Pour y répondre, il me semble utile de revenir sur l’interview d’Olivier de Schutter, qui fut de 2008 à 2014, Rapporteur spécial des Nations Unies pour le droit à l’alimentation. Olivier de Schutter a montré dans ses travaux que la sécurité alimentaire n’était pas un véritable défi planétaire, pour peu que l’on renonce au modèle de l’agriculture industrielle au bénéfice des petits agriculteurs. Toutefois, interrogé par Mélanie Laurent sur les raisons qui empêchent les Gouvernements des pays développés de faire un tel choix, il explique que la préférence pour l’agriculture industrielle est guidée par la fourniture d’une alimentation à bon marché. Or l’agriculture de proximité supposerait que les ménages consacrent 20 à 25% de leur budget à leur alimentation au lieu des 10-15% actuels. Bref, avec l’agriculture industrielle, nos gouvernants achètent la paix sociale plutôt que la santé publique !

Par curiosité, on a alors envie de s’interroger : si les ménages dépensent moins que par le passé pour leur alimentation, que font-ils de ce surplus de ressources ? La réponse, pour ce qui est de la France, s’avère particulièrement inquiétante. En effet, selon les plus récentes données de l’INSEE, entre 1980 et 2012, les dépenses alimentaires ont chuté 14% à 10% dans le budget des ménages alors que dans le même temps celles consacrées au logement sont passées de 15% à 19,5%. Rien d’étonnant à cela puisque les loyers des secteurs privé et social ont augmenté de 150% en trente ans. Mais loin de s’expliquer par le seul jeu du marché, cette inflation paraît être alimentée par les pouvoirs publics (Etat, collectivités locales et Caisse des dépôts) qui consacrent rien moins que 2% du PIB national à la politique du logement. Ainsi, le cercle vicieux fonctionne parfaitement : l’Etat commence par subventionner la construction (locative sociale, locative privée) et l’accession à la propriété à hauteur d’environ 13 milliards d’euros par an et, pour que ces nouveaux logements chers soient occupés, il verse aux ménages plus de 19 milliards d’euros sous forme d’aides personnalisées au logement. Est-ce une fatalité ? L’exemple de nos voisins en fait douter. En effet, les dépenses publiques pour le logement sont en France quatre fois plus élevées qu’en Allemagne et cinq fois plus qu’en Belgique. Or, aussi bien à Berlin qu’à Bruxelles, les loyers sont abordables. L’explication en est simple : le prix des loyers s’y est adapté à la demande. Faute de candidats à la location, les propriétaires ont consenti des baisses et finalement le marché y est bien plus fluide que dans les grandes métropoles françaises, sans parler de la région parisienne.

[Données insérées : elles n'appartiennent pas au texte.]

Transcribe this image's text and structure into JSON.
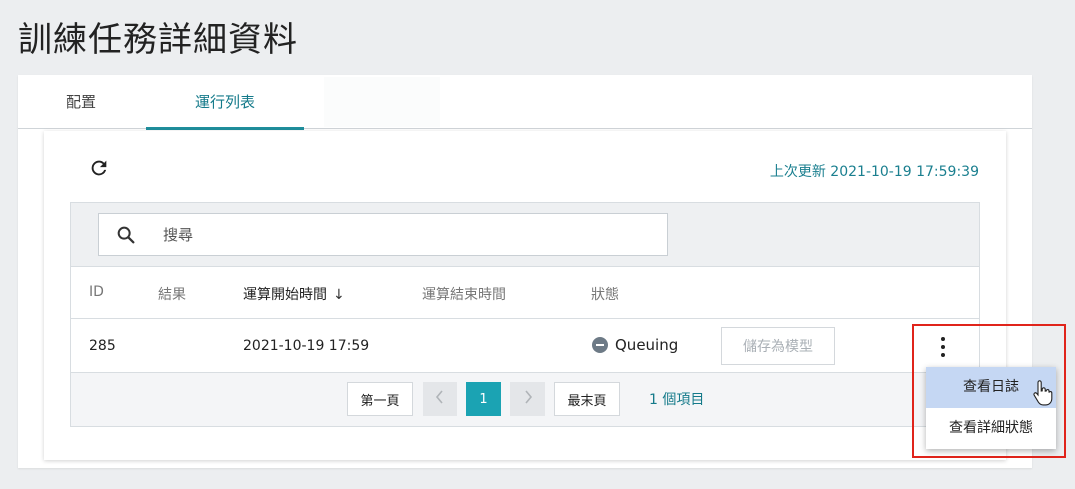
{
  "page": {
    "title": "訓練任務詳細資料"
  },
  "tabs": [
    {
      "label": "配置"
    },
    {
      "label": "運行列表"
    }
  ],
  "toolbar": {
    "last_updated": "上次更新 2021-10-19 17:59:39",
    "refresh_icon": "refresh-icon"
  },
  "search": {
    "placeholder": "搜尋",
    "icon": "search-icon"
  },
  "table": {
    "columns": [
      "ID",
      "結果",
      "運算開始時間",
      "運算結束時間",
      "狀態"
    ],
    "sorted_column": "運算開始時間",
    "sort_direction": "descending",
    "rows": [
      {
        "id": "285",
        "result": "",
        "start_time": "2021-10-19 17:59",
        "end_time": "",
        "status": "Queuing",
        "action_label": "儲存為模型"
      }
    ]
  },
  "pagination": {
    "first": "第一頁",
    "current": "1",
    "last": "最末頁",
    "count": "1 個項目"
  },
  "row_menu": {
    "items": [
      "查看日誌",
      "查看詳細狀態"
    ]
  },
  "colors": {
    "accent": "#1ba3b3",
    "link": "#147a8a",
    "highlight": "#e0241b",
    "menu_hover": "#c5d7f3"
  }
}
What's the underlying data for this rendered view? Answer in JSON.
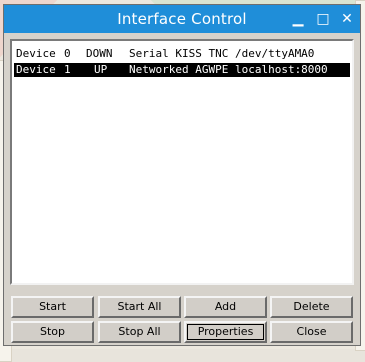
{
  "window": {
    "title": "Interface Control",
    "controls": {
      "minimize": "▁",
      "maximize": "□",
      "close": "✕"
    }
  },
  "devices": [
    {
      "label": "Device",
      "number": "0",
      "state": "DOWN",
      "description": "Serial KISS TNC /dev/ttyAMA0",
      "selected": false
    },
    {
      "label": "Device",
      "number": "1",
      "state": "UP",
      "description": "Networked AGWPE localhost:8000",
      "selected": true
    }
  ],
  "buttons": {
    "start": "Start",
    "start_all": "Start All",
    "add": "Add",
    "delete": "Delete",
    "stop": "Stop",
    "stop_all": "Stop All",
    "properties": "Properties",
    "close": "Close"
  },
  "colors": {
    "titlebar": "#1f8ed9",
    "selection": "#000000",
    "window_bg": "#d6d2cb"
  }
}
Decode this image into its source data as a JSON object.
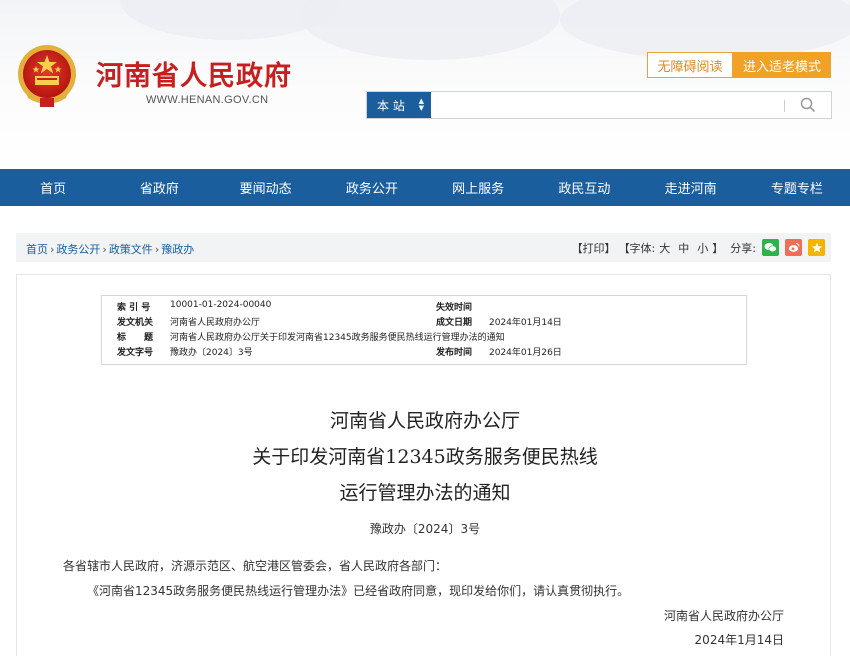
{
  "header": {
    "site_title": "河南省人民政府",
    "site_url": "WWW.HENAN.GOV.CN",
    "accessibility_button": "无障碍阅读",
    "elder_mode_button": "进入适老模式",
    "search": {
      "scope_label": "本 站",
      "placeholder": ""
    }
  },
  "nav": {
    "items": [
      "首页",
      "省政府",
      "要闻动态",
      "政务公开",
      "网上服务",
      "政民互动",
      "走进河南",
      "专题专栏"
    ]
  },
  "breadcrumb": {
    "items": [
      "首页",
      "政务公开",
      "政策文件",
      "豫政办"
    ]
  },
  "tools": {
    "print": "【打印】",
    "font_label": "【字体:",
    "font_large": "大",
    "font_medium": "中",
    "font_small": "小",
    "font_close": "】",
    "share_label": "分享:"
  },
  "meta": {
    "index_label": "索 引 号",
    "index_value": "10001-01-2024-00040",
    "expiry_label": "失效时间",
    "expiry_value": "",
    "issuer_label": "发文机关",
    "issuer_value": "河南省人民政府办公厅",
    "date_label": "成文日期",
    "date_value": "2024年01月14日",
    "title_label": "标　　题",
    "title_value": "河南省人民政府办公厅关于印发河南省12345政务服务便民热线运行管理办法的通知",
    "docno_label": "发文字号",
    "docno_value": "豫政办〔2024〕3号",
    "publish_label": "发布时间",
    "publish_value": "2024年01月26日"
  },
  "document": {
    "title_line1": "河南省人民政府办公厅",
    "title_line2": "关于印发河南省12345政务服务便民热线",
    "title_line3": "运行管理办法的通知",
    "number": "豫政办〔2024〕3号",
    "salutation": "各省辖市人民政府，济源示范区、航空港区管委会，省人民政府各部门：",
    "body": "《河南省12345政务服务便民热线运行管理办法》已经省政府同意，现印发给你们，请认真贯彻执行。",
    "signature": "河南省人民政府办公厅",
    "date": "2024年1月14日"
  },
  "colors": {
    "brand_blue": "#1a5e9e",
    "title_red": "#c81e1e",
    "accent_orange": "#f2a127"
  },
  "icons": [
    "national-emblem-icon",
    "search-icon",
    "wechat-icon",
    "weibo-icon",
    "favorite-star-icon",
    "sort-arrows-icon"
  ]
}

Alors, revenons à la question de Mélanie Laurent et ajoutons à la réponse d’Olivier de Schutter que, non seulement le Gouvernement français préfère subventionner l’agriculture industrielle mais aussi la promotion immobilière et son corollaire, l’artificialisation des terres.

Demain, faisons un rêve : jetons aux orties tous les dispositifs de défiscalisation immobilière et consacrons les sommes ainsi épargnées à l’agriculture de proximité. Avec un peu de chance, d’autres économies seront réalisées sur le budget social, grâce aux emplois créés et à un régime alimentaire plus sain.